3. Cardioprotective Effects
Recent pre-clinical studies have expanded the therapeutic scope of artemisinin to cardiovascular protection. In animal models of heart diseases, artemisinin has been found to dampen the severity of myocardial fibrosis (heart tissue scarring) and cardiac hypertrophy (heart wall thickening), which may contribute to heart failure if left unchecked. Interestingly, artemisinin could also mitigate the cardiotoxicity of certain chemotherapeutic drugs, supporting its use in complementary cancer care. Specifically, a 2024 study found that artemisinin rescued heart cells from damage caused by doxorubicin, a common chemotherapy drug (Figure 2). These cardioprotective effects appear to stem from artemisinin’s ability to calm overactive stress responses in heart tissues, particularly cell signalling pathways involved in fibrosis, inflammation and oxidative stress.

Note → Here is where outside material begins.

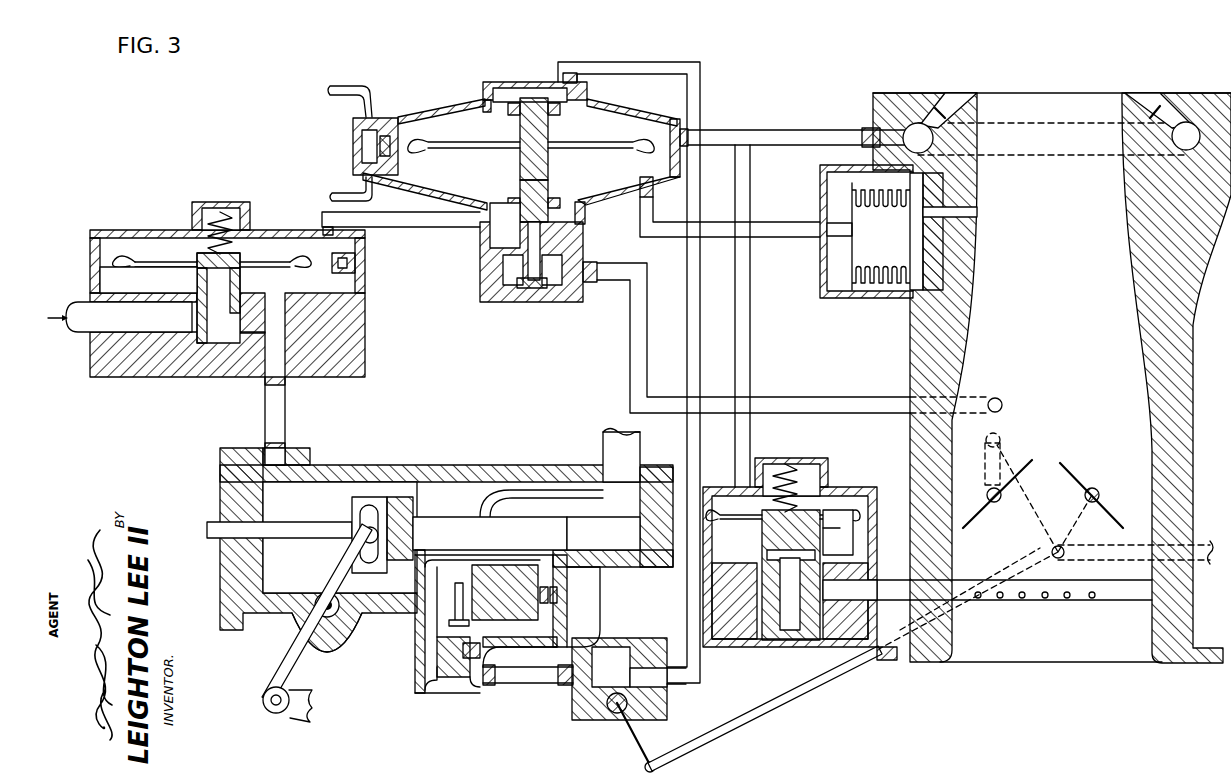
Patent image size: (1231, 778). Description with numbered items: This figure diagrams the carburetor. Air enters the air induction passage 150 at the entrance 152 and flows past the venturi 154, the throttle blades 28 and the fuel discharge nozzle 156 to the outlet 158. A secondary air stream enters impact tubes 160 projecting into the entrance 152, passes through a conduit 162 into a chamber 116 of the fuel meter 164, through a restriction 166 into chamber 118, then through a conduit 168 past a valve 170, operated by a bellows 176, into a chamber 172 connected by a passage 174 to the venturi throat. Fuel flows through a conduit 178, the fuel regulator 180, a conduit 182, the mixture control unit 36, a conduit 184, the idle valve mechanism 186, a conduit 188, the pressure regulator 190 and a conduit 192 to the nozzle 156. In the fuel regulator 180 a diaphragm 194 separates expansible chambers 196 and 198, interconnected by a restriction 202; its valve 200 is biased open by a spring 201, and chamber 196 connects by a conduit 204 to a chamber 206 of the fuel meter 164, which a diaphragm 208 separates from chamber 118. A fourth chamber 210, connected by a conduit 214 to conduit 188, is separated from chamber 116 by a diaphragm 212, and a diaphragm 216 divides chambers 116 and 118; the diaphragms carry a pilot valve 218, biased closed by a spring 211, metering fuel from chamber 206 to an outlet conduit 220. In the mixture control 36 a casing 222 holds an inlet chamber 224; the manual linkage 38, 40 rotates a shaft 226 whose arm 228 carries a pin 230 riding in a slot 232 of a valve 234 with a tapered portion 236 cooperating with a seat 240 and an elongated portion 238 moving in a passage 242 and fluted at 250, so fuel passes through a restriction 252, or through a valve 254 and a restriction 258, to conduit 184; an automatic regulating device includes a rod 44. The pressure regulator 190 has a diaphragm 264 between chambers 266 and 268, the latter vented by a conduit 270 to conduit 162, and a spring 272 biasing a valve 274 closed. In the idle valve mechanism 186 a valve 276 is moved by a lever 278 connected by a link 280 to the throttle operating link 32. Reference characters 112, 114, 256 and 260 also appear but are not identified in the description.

Figure 2. Dihydroartemisinin (DHA), the active metabolite of artemisinin, protects heart tissues from damage caused by chemotherapy. In the untreated cells (NC), heart muscle fibres appear smooth and orderly. In contrast, the doxorubicin-treated cells (Dox) are visibly damaged and disorganised, with signs of cell clumping and breakdown (black arrows). Treatment with increasing doses of DHA (5, 25, and 50 mg/kg) progressively reduced these signs of damage, restoring tissue structure. Source: Lin et al. (2024), The FASEB Journal
4. Neuroprotective Effects
The neuroprotective capacity of artemisinin is also gaining scientific recognition, especially when artemisinin could cross the blood-brain barrier. Studies have found that artemisinin alleviated neuronal and microvessel damage in the brain in animal models of dementia and stroke, leading to notable improvements in cognitive function. In these studies, artemisinin also curbed neuroinflammation and promoted the survival of neural stem cells in the brain, allowing neurons to regenerate to some extent after injury. Moreover, artemisinin activated the brain’s natural antioxidant systems to suppress oxidative stress, allowing healing and neural regeneration to take place. Collectively, these findings highlight that artemisinin could exert its therapeutic effects on multiple organ systems, underscoring its promising use in holistic and general health.